GNS is initially putting its supercomputing-enabled reverse-engineering forward-simulation platform to work with mouse MRI and genetic (or, more specifically, transcriptomic) data from NCI's Center for Advanced Preclinical Research. With the data, GNS aims to uncover potential biomarkers and biological networks that could be used in personalizing cancer treatments. The disease models that result from the computer-based experiments could also be used to inform later research to find new treatment options for patients.

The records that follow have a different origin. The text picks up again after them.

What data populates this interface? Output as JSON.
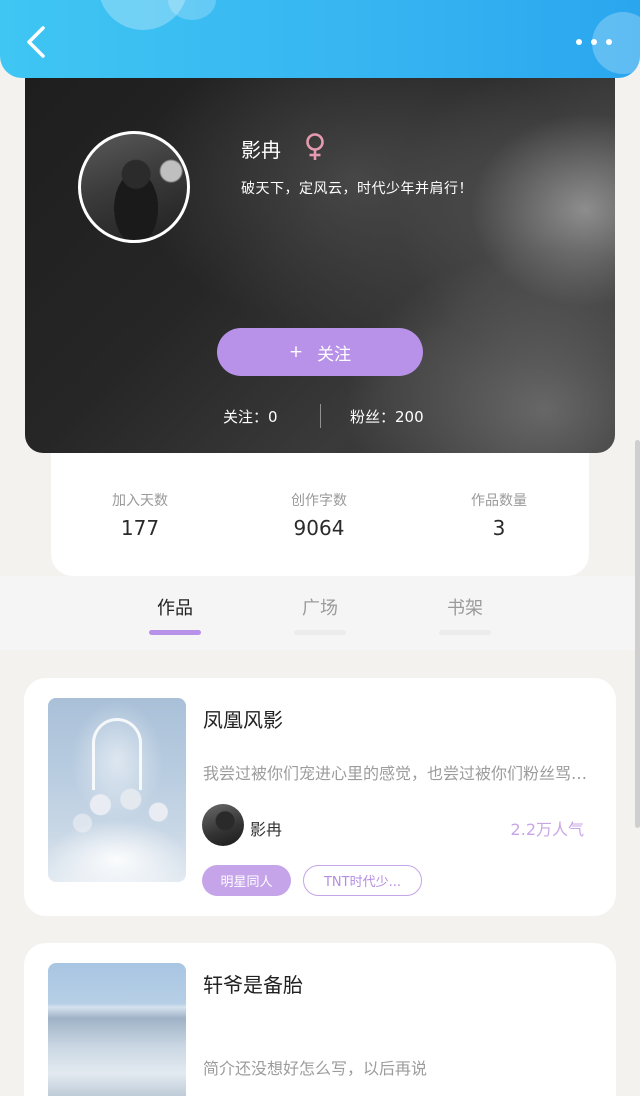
{
  "profile": {
    "username": "影冉",
    "gender_icon": "female-icon",
    "bio": "破天下，定风云，时代少年并肩行！",
    "follow_label": "关注",
    "following": "关注：0",
    "fans": "粉丝：200"
  },
  "stats": [
    {
      "label": "加入天数",
      "value": "177"
    },
    {
      "label": "创作字数",
      "value": "9064"
    },
    {
      "label": "作品数量",
      "value": "3"
    }
  ],
  "tabs": [
    {
      "label": "作品",
      "active": true
    },
    {
      "label": "广场",
      "active": false
    },
    {
      "label": "书架",
      "active": false
    }
  ],
  "books": [
    {
      "title": "凤凰风影",
      "desc": "我尝过被你们宠进心里的感觉，也尝过被你们粉丝骂的滋味",
      "author": "影冉",
      "popularity": "2.2万人气",
      "tags": [
        "明星同人",
        "TNT时代少..."
      ]
    },
    {
      "title": "轩爷是备胎",
      "desc": "简介还没想好怎么写，以后再说"
    }
  ],
  "colors": {
    "topbar": "#36b4f1",
    "accent": "#b891e8",
    "popularity": "#c7a6e6"
  }
}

This collaboration could raise GNS's profile in the oncology community. As GNS co-founder and CEO Colin Hill recently told FierceBiotech IT in an interview, the company has been seeking new opportunities to show that its technology can play a key role in advancing personalized treatments. The company has previously worked in the oncology drug arena with Johnson & Johnson ($JNJ), according to Hill. So the start-up has some experience in applying its technology to this field.
"GNS is excited to be deploying our supercomputer-driven (technology) to enable the maximal extraction of actionable knowledge from the rich lung cancer datasets generated by the NCI," GNS executive vice president and co-founder Iya Khalil, said. "Combined with the expertise of our NCI colleagues in lung cancer biology and in designing powerful experiments to uncover its key mechanisms, we are creating the opportunity to provide better outcomes for lung cancer patients."